How to get a approx nature of $f'''(x)$ graph from the given data ( Graph techinque using LMVT etc., or using just calculus both suffices ) The above mentioned title is for giving a rough graph for $f'''(x)$ , such that we can show that there exists some values of $f'''(c) \ge 6$. Problem where i encountered this:  " If $f(x)$ is a function with a continuous third derivative on $[0, 2]$ such that
$f(0) = f'(0) = f''(0) = f'(2) = f''(2) = 0$ and $f(2) = 2$, then minimum number of value(s) of $c$ belongs $[0, 2]$
such that $f'''(c)\ge 6$ ", What I tried is that I draw graphs of $f(x) ,f'(x) , f''(x)$ and tried to use LMVT to conclude something useful for $f'''(x)$ ,but seems like graph way is too much messy and I know there are many cases which the graph can be for every type , so I thought some calculus way might be there leaving the graph technique.
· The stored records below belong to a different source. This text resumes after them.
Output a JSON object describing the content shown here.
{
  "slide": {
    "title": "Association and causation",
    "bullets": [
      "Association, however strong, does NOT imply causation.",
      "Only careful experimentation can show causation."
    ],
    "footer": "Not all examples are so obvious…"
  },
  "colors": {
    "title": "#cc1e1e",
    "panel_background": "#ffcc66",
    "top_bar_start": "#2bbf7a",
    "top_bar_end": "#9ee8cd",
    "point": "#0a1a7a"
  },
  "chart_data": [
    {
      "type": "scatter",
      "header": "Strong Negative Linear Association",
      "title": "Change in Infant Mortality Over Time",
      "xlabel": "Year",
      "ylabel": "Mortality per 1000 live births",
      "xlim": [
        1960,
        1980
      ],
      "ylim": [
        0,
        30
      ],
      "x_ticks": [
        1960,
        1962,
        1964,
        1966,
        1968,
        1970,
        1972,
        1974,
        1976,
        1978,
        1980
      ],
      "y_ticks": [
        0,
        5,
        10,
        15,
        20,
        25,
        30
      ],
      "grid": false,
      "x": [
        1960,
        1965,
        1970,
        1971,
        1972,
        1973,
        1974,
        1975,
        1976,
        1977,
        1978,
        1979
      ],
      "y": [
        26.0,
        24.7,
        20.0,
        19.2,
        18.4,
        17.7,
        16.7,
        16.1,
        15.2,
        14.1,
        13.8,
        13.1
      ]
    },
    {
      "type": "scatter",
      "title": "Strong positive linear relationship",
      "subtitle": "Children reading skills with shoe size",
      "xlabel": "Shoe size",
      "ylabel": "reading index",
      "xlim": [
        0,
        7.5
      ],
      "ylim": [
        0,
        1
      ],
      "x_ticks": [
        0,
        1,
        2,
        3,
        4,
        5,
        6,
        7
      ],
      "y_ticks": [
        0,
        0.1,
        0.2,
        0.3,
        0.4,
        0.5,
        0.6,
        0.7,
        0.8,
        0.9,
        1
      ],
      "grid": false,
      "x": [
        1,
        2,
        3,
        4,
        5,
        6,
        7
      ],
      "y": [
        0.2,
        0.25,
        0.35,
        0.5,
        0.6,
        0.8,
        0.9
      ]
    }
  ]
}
 A: A third derivative is very hard to see from a graph.  It can make a sharp corner on a graph.  Your function starts out very flat at $0$ and ends up very flat at $2$.  If the third derivative is small the function can't rise very quickly from $0$ and won't have time to get to $2$.  You are told the Taylor series at $0$ is $kx^3$ plus higher order terms and the Taylor series at $2$ is $2+k'(x-2)^3$ plus higher order terms.
If there are no points where the third derivative is $6$ or greater, you can bound the second derivative by integrating $6$.  You can integrate twice more and bound the value of the function from above.  You can do the same starting from $2$ and going downwards.  If you can make the values and derivatives match you can exhibit a function that never touches $6$ and claim victory.
If not, you probably need $f'''(x) \ge 6$ over an interval, so the number of points is uncountable.  A more interesting question would be to show you can succeed with just one interval.  Intuitively you could jump with a(n almost) square wave from $0$ to almost $2$ with one bit of $f'''(x) \ge 6$.  Can you slow down enough to arrive at the other end without the third derivative getting large?